Page last updated at 19:38 GMT, Monday, 2 March 2009

Sentence for woman dog strangler

Swansea Magistrates' Court
Swansea magistrates heard the dogs were found dead in the bath

A woman with a history of mental illness has been given a six-month conditional discharge after admitting strangling two dogs.

Denise Clement, 37, of Portmead, Swansea, was sentenced at Swansea Magistrates' Court after lengthy psychiatric reports were completed.

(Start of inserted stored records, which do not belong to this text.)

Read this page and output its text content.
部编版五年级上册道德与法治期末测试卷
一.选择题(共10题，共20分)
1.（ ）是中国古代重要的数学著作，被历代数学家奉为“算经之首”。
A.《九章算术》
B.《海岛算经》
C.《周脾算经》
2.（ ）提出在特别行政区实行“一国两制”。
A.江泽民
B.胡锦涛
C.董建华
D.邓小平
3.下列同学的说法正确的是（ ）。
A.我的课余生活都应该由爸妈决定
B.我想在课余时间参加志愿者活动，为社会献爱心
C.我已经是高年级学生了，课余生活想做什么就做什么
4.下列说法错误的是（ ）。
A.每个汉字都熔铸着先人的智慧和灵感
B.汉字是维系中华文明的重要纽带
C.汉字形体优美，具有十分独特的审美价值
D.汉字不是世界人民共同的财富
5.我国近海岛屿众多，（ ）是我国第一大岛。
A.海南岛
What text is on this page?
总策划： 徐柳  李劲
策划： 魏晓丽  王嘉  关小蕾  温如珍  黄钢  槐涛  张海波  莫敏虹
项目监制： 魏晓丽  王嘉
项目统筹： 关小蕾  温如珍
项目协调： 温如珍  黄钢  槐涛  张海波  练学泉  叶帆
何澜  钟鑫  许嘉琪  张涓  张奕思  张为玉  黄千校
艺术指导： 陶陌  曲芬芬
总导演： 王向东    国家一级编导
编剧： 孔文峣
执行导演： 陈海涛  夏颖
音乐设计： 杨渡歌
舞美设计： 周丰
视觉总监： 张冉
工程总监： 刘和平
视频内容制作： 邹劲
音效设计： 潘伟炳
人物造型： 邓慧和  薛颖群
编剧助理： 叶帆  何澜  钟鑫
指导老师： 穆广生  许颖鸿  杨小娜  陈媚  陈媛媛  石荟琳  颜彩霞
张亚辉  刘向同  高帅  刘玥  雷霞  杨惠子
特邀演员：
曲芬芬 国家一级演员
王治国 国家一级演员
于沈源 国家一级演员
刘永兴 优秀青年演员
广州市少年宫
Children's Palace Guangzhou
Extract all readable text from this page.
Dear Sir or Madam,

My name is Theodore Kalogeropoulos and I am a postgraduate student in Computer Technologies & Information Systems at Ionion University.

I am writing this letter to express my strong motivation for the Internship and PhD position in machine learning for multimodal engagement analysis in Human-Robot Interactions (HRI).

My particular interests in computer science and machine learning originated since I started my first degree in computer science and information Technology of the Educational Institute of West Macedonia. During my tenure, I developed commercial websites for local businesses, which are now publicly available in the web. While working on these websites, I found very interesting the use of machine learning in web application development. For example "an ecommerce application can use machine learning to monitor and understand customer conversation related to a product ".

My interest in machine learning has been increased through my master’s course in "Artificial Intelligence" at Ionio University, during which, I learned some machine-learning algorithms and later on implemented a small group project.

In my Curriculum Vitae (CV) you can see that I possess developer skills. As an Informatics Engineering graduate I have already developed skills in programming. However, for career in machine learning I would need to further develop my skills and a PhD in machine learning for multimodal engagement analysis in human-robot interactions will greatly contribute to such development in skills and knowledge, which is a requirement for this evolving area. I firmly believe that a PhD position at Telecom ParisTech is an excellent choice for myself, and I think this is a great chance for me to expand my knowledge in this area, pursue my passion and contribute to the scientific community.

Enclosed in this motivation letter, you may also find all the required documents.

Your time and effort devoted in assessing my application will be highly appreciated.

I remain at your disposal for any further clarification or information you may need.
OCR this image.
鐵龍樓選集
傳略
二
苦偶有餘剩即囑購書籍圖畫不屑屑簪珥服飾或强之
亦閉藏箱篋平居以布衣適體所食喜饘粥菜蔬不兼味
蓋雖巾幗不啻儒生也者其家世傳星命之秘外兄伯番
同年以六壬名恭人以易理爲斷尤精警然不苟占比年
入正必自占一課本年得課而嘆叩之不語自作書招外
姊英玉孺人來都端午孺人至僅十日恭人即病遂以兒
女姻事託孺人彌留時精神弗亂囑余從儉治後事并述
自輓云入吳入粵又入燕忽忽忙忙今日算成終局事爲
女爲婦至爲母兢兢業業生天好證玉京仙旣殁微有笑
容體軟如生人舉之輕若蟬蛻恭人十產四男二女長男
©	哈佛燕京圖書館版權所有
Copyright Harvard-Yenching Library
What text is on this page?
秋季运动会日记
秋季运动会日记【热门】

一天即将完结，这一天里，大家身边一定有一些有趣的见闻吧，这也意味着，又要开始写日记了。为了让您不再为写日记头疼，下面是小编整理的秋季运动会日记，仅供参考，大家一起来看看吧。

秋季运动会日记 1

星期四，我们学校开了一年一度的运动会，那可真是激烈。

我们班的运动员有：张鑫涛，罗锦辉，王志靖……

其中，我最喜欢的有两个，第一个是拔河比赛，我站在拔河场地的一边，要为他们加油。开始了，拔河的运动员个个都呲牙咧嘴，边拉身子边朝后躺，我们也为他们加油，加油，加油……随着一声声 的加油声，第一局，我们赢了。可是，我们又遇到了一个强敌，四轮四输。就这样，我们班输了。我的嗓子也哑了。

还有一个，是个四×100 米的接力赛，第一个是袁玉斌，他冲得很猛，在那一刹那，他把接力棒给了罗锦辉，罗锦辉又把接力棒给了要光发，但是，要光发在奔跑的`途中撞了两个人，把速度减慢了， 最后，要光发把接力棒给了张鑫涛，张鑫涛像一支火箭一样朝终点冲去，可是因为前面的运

She admitted the charges in a prosecution brought by the RSPCA.

Clement told a mental health nurse what she had done during a visit to Morriston Hospital in the city.

John Tarrant, for the RSPCA, told the court last month that Clement had apparently intended to drown both dogs.

But she had asphyxiated them in the process of applying pressure to their necks.

Mr Tarrant said Clement "had indicated that voices told her to do so".

Clement admitted two charges of causing unnecessary harm to two crossbreed dogs, named Buster and Levi, killing them in an inappropriate manner, knowing the act would do so.

The acts were carried out on 21 July last year in the bathroom at Clement's home.

Previously the court heard an RSPCA officer dispatched to the house found the dead dogs in a bath of water.

It was later established the dogs had been asphyxiated, rather than drowned, after pressure had been applied to their necks.

District judge Richard Williams passed sentence after taking into consideration the advice of a full psychiatric report.